Born, TNCAF would not be a good Roth choice. Mainly because Canada will most likely withhold 15% foreign dividend tax even though we have a tax treaty. And being there is an extra intermediary involved in the purchase everybody blames the other person. The 15% can be recaptured at tax filing but only in a taxable account. So I never put CAD issues in my Roth. I fought that battle several years ago and wont do it again.
Also another consideration is issues like TNCAF and SLMBP have very low adjustments attached to Libor. So the reason why they are high yielding now is because prices are well below par, and Libor is very high. If Fed ever starts cutting these could drop like a rock, so you have to stay on top of these.
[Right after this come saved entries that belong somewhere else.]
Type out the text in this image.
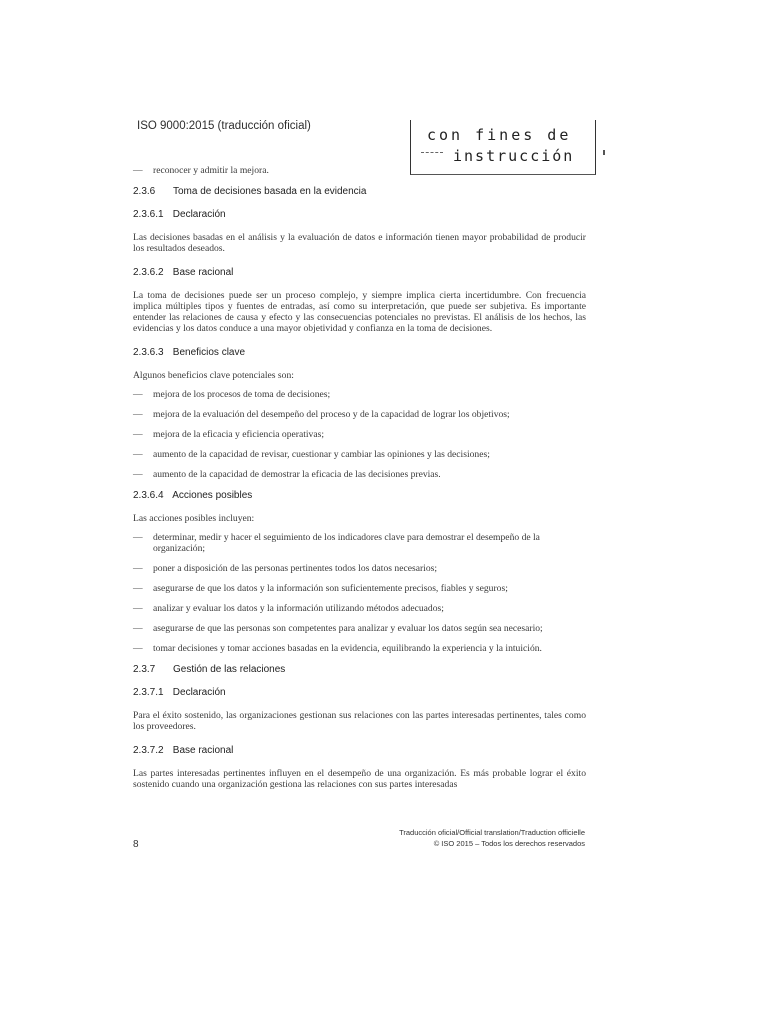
ISO 9000:2015 (traducción oficial)	con fines de
instrucción
— reconocer y admitir la mejora.
2.3.6 Toma de decisiones basada en la evidencia
2.3.6.1 Declaración

Las decisiones basadas en el análisis y la evaluación de datos e información tienen mayor probabilidad de producir los resultados deseados.

2.3.6.2 Base racional

La toma de decisiones puede ser un proceso complejo, y siempre implica cierta incertidumbre. Con frecuencia implica múltiples tipos y fuentes de entradas, así como su interpretación, que puede ser subjetiva. Es importante entender las relaciones de causa y efecto y las consecuencias potenciales no previstas. El análisis de los hechos, las evidencias y los datos conduce a una mayor objetividad y confianza en la toma de decisiones.

2.3.6.3 Beneficios clave

Algunos beneficios clave potenciales son:

— mejora de los procesos de toma de decisiones;
— mejora de la evaluación del desempeño del proceso y de la capacidad de lograr los objetivos;
— mejora de la eficacia y eficiencia operativas;
— aumento de la capacidad de revisar, cuestionar y cambiar las opiniones y las decisiones;
— aumento de la capacidad de demostrar la eficacia de las decisiones previas.
2.3.6.4 Acciones posibles

Las acciones posibles incluyen:

— determinar, medir y hacer el seguimiento de los indicadores clave para demostrar el desempeño de la organización;
— poner a disposición de las personas pertinentes todos los datos necesarios;
— asegurarse de que los datos y la información son suficientemente precisos, fiables y seguros;
— analizar y evaluar los datos y la información utilizando métodos adecuados;
— asegurarse de que las personas son competentes para analizar y evaluar los datos según sea necesario;
— tomar decisiones y tomar acciones basadas en la evidencia, equilibrando la experiencia y la intuición.
2.3.7 Gestión de las relaciones
2.3.7.1 Declaración

Para el éxito sostenido, las organizaciones gestionan sus relaciones con las partes interesadas pertinentes, tales como los proveedores.

2.3.7.2 Base racional

Las partes interesadas pertinentes influyen en el desempeño de una organización. Es más probable lograr el éxito sostenido cuando una organización gestiona las relaciones con sus partes interesadas

8
Traducción oficial/Official translation/Traduction officielle
© ISO 2015 – Todos los derechos reservados
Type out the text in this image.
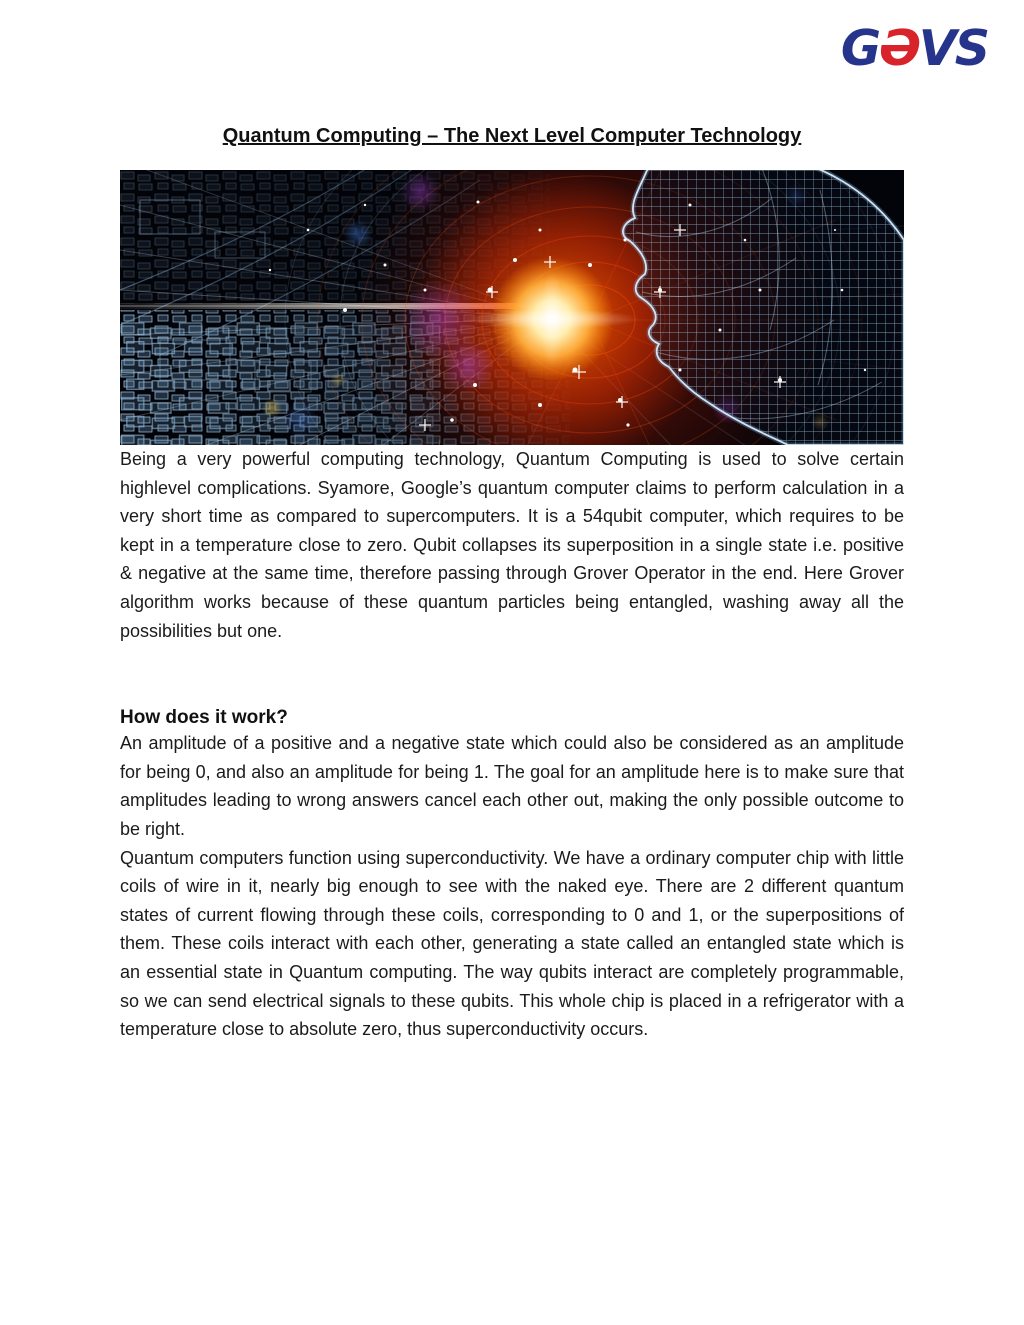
GƏVS
Quantum Computing – The Next Level Computer Technology

Being a very powerful computing technology, Quantum Computing is used to solve certain highlevel complications. Syamore, Google’s quantum computer claims to perform calculation in a very short time as compared to supercomputers. It is a 54qubit computer, which requires to be kept in a temperature close to zero. Qubit collapses its superposition in a single state i.e. positive & negative at the same time, therefore passing through Grover Operator in the end. Here Grover algorithm works because of these quantum particles being entangled, washing away all the possibilities but one.

How does it work?

An amplitude of a positive and a negative state which could also be considered as an amplitude for being 0, and also an amplitude for being 1. The goal for an amplitude here is to make sure that amplitudes leading to wrong answers cancel each other out, making the only possible outcome to be right.

Quantum computers function using superconductivity. We have a ordinary computer chip with little coils of wire in it, nearly big enough to see with the naked eye. There are 2 different quantum states of current flowing through these coils, corresponding to 0 and 1, or the superpositions of them. These coils interact with each other, generating a state called an entangled state which is an essential state in Quantum computing. The way qubits interact are completely programmable, so we can send electrical signals to these qubits. This whole chip is placed in a refrigerator with a temperature close to absolute zero, thus superconductivity occurs.
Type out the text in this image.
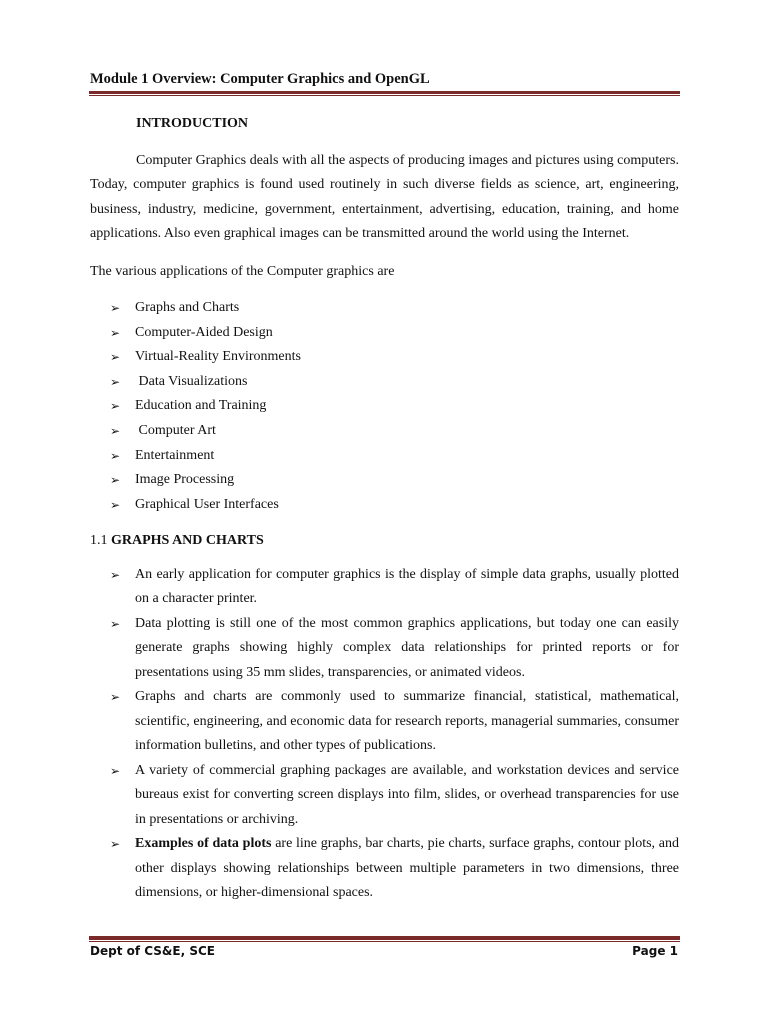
Module 1 Overview: Computer Graphics and OpenGL
INTRODUCTION

Computer Graphics deals with all the aspects of producing images and pictures using computers. Today, computer graphics is found used routinely in such diverse fields as science, art, engineering, business, industry, medicine, government, entertainment, advertising, education, training, and home applications. Also even graphical images can be transmitted around the world using the Internet.

The various applications of the Computer graphics are
➢ Graphs and Charts
➢ Computer-Aided Design
➢ Virtual-Reality Environments
➢ Data Visualizations
➢ Education and Training
➢ Computer Art
➢ Entertainment
➢ Image Processing
➢ Graphical User Interfaces
1.1 GRAPHS AND CHARTS
➢ An early application for computer graphics is the display of simple data graphs, usually plotted on a character printer.
➢ Data plotting is still one of the most common graphics applications, but today one can easily generate graphs showing highly complex data relationships for printed reports or for presentations using 35 mm slides, transparencies, or animated videos.
➢ Graphs and charts are commonly used to summarize financial, statistical, mathematical, scientific, engineering, and economic data for research reports, managerial summaries, consumer information bulletins, and other types of publications.
➢ A variety of commercial graphing packages are available, and workstation devices and service bureaus exist for converting screen displays into film, slides, or overhead transparencies for use in presentations or archiving.
➢ Examples of data plots are line graphs, bar charts, pie charts, surface graphs, contour plots, and other displays showing relationships between multiple parameters in two dimensions, three dimensions, or higher-dimensional spaces.
Dept of CS&E, SCE	Page 1
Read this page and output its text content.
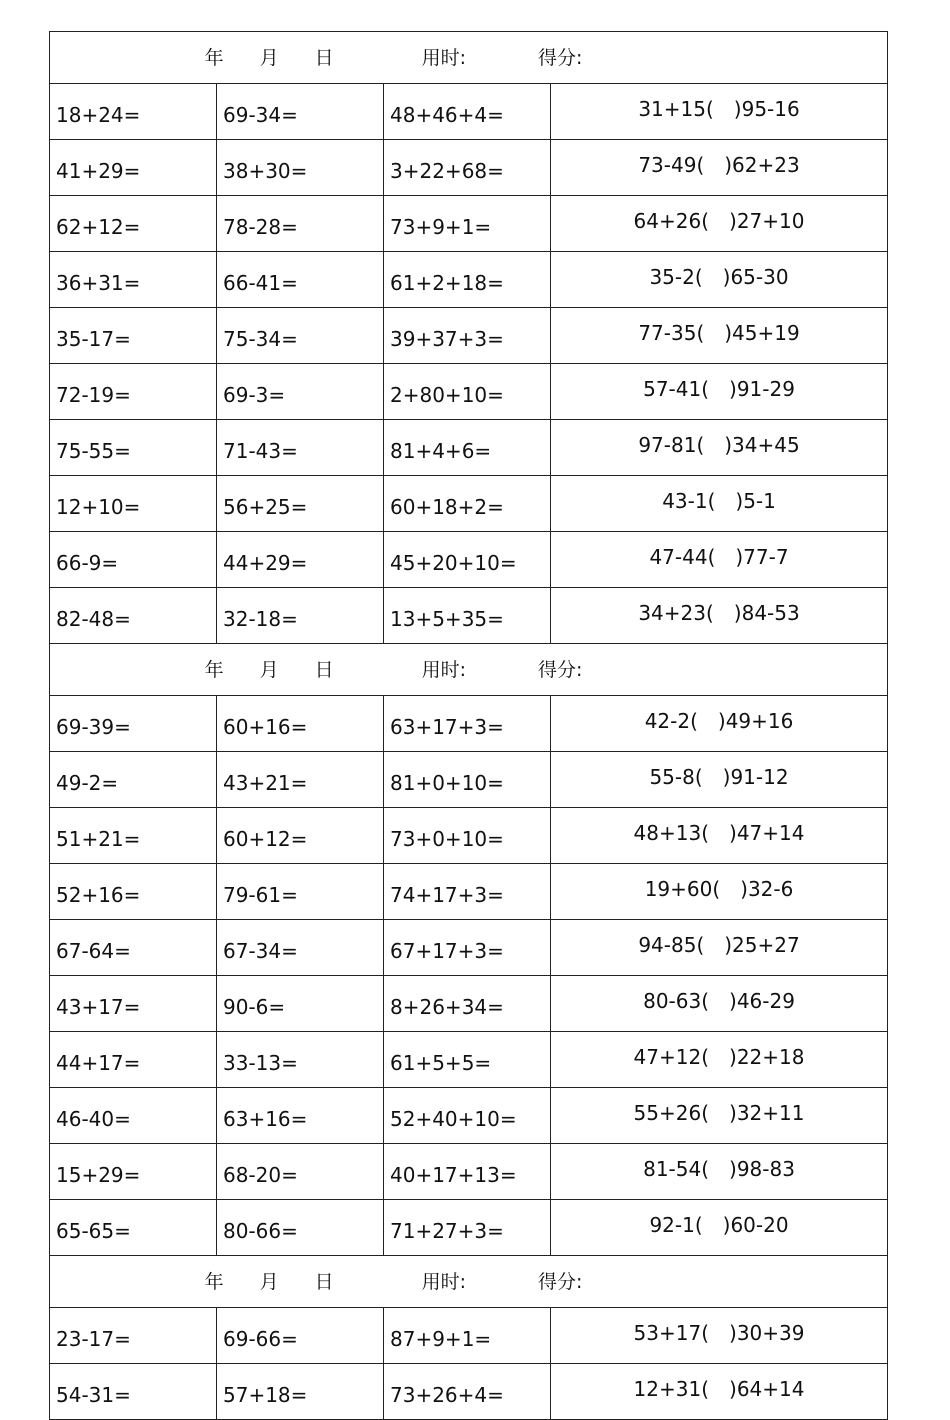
年 月 日 用时: 得分:			
18+24=	69-34=	48+46+4=	31+15( )95-16
41+29=	38+30=	3+22+68=	73-49( )62+23
62+12=	78-28=	73+9+1=	64+26( )27+10
36+31=	66-41=	61+2+18=	35-2( )65-30
35-17=	75-34=	39+37+3=	77-35( )45+19
72-19=	69-3=	2+80+10=	57-41( )91-29
75-55=	71-43=	81+4+6=	97-81( )34+45
12+10=	56+25=	60+18+2=	43-1( )5-1
66-9=	44+29=	45+20+10=	47-44( )77-7
82-48=	32-18=	13+5+35=	34+23( )84-53
年 月 日 用时: 得分:			
69-39=	60+16=	63+17+3=	42-2( )49+16
49-2=	43+21=	81+0+10=	55-8( )91-12
51+21=	60+12=	73+0+10=	48+13( )47+14
52+16=	79-61=	74+17+3=	19+60( )32-6
67-64=	67-34=	67+17+3=	94-85( )25+27
43+17=	90-6=	8+26+34=	80-63( )46-29
44+17=	33-13=	61+5+5=	47+12( )22+18
46-40=	63+16=	52+40+10=	55+26( )32+11
15+29=	68-20=	40+17+13=	81-54( )98-83
65-65=	80-66=	71+27+3=	92-1( )60-20
年 月 日 用时: 得分:			
23-17=	69-66=	87+9+1=	53+17( )30+39
54-31=	57+18=	73+26+4=	12+31( )64+14
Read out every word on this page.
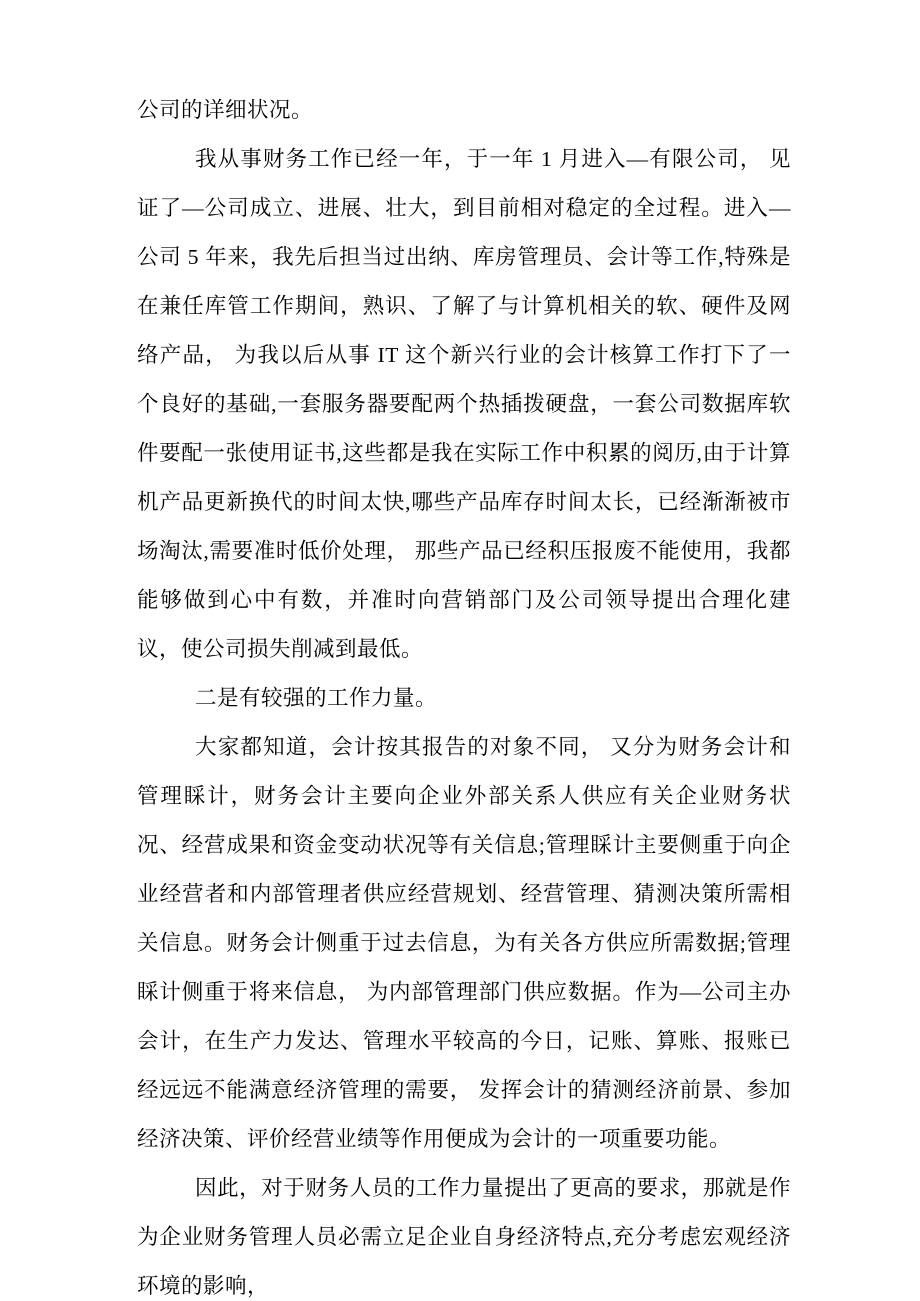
公司的详细状况。

我从事财务工作已经一年，于一年 1 月进入—有限公司， 见证了—公司成立、进展、壮大，到目前相对稳定的全过程。进入—公司 5 年来，我先后担当过出纳、库房管理员、会计等工作,特殊是在兼任库管工作期间，熟识、了解了与计算机相关的软、硬件及网络产品， 为我以后从事 IT 这个新兴行业的会计核算工作打下了一个良好的基础,一套服务器要配两个热插拨硬盘，一套公司数据库软件要配一张使用证书,这些都是我在实际工作中积累的阅历,由于计算机产品更新换代的时间太快,哪些产品库存时间太长，已经渐渐被市场淘汰,需要准时低价处理， 那些产品已经积压报废不能使用，我都能够做到心中有数，并准时向营销部门及公司领导提出合理化建议，使公司损失削减到最低。

二是有较强的工作力量。

大家都知道，会计按其报告的对象不同， 又分为财务会计和管理睬计，财务会计主要向企业外部关系人供应有关企业财务状况、经营成果和资金变动状况等有关信息;管理睬计主要侧重于向企业经营者和内部管理者供应经营规划、经营管理、猜测决策所需相关信息。财务会计侧重于过去信息，为有关各方供应所需数据;管理睬计侧重于将来信息， 为内部管理部门供应数据。作为—公司主办会计，在生产力发达、管理水平较高的今日，记账、算账、报账已经远远不能满意经济管理的需要， 发挥会计的猜测经济前景、参加经济决策、评价经营业绩等作用便成为会计的一项重要功能。

因此，对于财务人员的工作力量提出了更高的要求，那就是作为企业财务管理人员必需立足企业自身经济特点,充分考虑宏观经济环境的影响，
If your Roth is “sacred” like I am with mine, you may consider a safer play. PLDGP is the only preferred from number 1 power house Prologis. It was issued in 1996, and its first call date is November 2026. Being its an 8.54% BBB+ rated preferred and Prologis has never ever issued another preferred this is likely a goner then. So at todays purchase of $54.90 and back out the $1.06 divi as it goes exD next week, this is about a 6.2% YTC. Technically its a perpetual but they will redeem it. They have bought back half the $100 million issuance over the years so there isnt but $50 million left. And it doesnt trade much but some entity is selling it off at that price.
Prologis has A rated debt and it has a small 13% debt to capitalization. Quality upon quality here. I have personally maxed out my position here. Its not a cap gain play really, just suck the yield out of it until they redeem it.